Self-absorption may be a chronic condition for many people of a certain youthful age - especially when it's observed through somewhat older eyes. But is that reason enough to make a long, slow, appropriately self-indulgent film with little else on its mind?
Screenwriter/director Ethan Hawke, working from his own novel, answers a resounding "Yes!" with The Hottest State, a movie about what can go wrong when one-half of an arty New York couple falls a little too deeply in love. Intentionally ragged and willfully low-budget, the film has a few wonderfully insightful moments and some great acting, mostly from a supporting cast that features Michelle Williams and Laura Linney.
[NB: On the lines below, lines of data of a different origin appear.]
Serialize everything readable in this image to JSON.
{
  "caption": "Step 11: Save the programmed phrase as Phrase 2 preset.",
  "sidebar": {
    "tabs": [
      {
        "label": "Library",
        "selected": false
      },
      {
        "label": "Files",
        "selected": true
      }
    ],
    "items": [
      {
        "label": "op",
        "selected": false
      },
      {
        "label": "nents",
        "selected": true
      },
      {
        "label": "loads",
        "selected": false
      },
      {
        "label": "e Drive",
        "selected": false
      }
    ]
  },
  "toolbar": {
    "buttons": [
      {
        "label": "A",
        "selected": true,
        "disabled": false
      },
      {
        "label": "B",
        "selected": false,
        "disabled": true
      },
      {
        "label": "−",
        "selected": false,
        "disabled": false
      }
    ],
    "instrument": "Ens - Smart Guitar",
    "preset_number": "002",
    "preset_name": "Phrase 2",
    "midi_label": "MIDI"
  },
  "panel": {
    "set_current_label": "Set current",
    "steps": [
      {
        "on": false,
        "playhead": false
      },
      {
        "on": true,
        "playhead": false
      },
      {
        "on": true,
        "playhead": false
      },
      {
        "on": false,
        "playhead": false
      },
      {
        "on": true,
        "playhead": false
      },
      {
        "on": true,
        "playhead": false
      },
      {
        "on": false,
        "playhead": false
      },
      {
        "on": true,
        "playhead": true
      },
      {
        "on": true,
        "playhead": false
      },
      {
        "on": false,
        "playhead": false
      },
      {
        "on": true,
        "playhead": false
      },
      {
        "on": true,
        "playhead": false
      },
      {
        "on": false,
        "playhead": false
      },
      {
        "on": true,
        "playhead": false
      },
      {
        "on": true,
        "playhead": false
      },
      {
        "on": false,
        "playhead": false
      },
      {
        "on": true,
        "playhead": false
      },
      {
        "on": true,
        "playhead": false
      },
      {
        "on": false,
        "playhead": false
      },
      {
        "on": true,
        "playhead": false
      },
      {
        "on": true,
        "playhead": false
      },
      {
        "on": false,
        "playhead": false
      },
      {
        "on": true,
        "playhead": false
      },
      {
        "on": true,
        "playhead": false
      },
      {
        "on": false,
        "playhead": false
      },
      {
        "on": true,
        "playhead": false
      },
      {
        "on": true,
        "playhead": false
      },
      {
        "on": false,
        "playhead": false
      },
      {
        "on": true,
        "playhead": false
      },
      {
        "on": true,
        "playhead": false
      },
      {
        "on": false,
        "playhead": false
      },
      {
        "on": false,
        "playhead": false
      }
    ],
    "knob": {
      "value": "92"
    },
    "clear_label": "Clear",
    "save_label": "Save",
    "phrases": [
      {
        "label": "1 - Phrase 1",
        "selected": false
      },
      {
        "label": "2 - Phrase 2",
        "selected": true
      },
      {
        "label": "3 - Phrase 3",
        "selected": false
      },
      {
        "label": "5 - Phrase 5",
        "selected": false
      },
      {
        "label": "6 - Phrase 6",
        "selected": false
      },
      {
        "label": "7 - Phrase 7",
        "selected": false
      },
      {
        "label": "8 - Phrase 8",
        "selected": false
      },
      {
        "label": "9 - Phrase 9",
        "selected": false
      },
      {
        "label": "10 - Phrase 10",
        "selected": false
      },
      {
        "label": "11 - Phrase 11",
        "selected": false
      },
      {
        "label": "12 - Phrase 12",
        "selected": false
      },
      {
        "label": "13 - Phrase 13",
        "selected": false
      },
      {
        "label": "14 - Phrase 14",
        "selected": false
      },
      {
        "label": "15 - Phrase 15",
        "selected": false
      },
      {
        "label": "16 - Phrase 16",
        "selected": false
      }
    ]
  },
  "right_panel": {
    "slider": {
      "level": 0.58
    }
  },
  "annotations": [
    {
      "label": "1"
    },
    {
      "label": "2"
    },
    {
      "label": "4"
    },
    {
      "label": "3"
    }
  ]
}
But you may struggle to catch their performances as the movie repeatedly screams, "indie film!"
Often shot using natural light, The Hottest State veers from low-rez pixelizations to profusely bleeding colors, so it's hard to blame the disc for the obvious picture flaws. At least the dialogue is audible, although the Dolby Digital 5.1 soundtrack is mostly concerned with integrating the original songs of Jesse Harris. He's known primarily for his collaborative work with Norah Jones, but here his tunes are sung by royalty from the worlds of country (Willie Nelson, Emmylou Harris) and, of course, indie rock (Cat Power, M. Ward), to mostly great effect.
Hawke and several members of his crew sit for an amiably chatty commentary - the on-set vibe must have been a lot of fun - but a short film by Hawke called Straight to One suffers from the feature's very same indulgences. Ah, callow youth.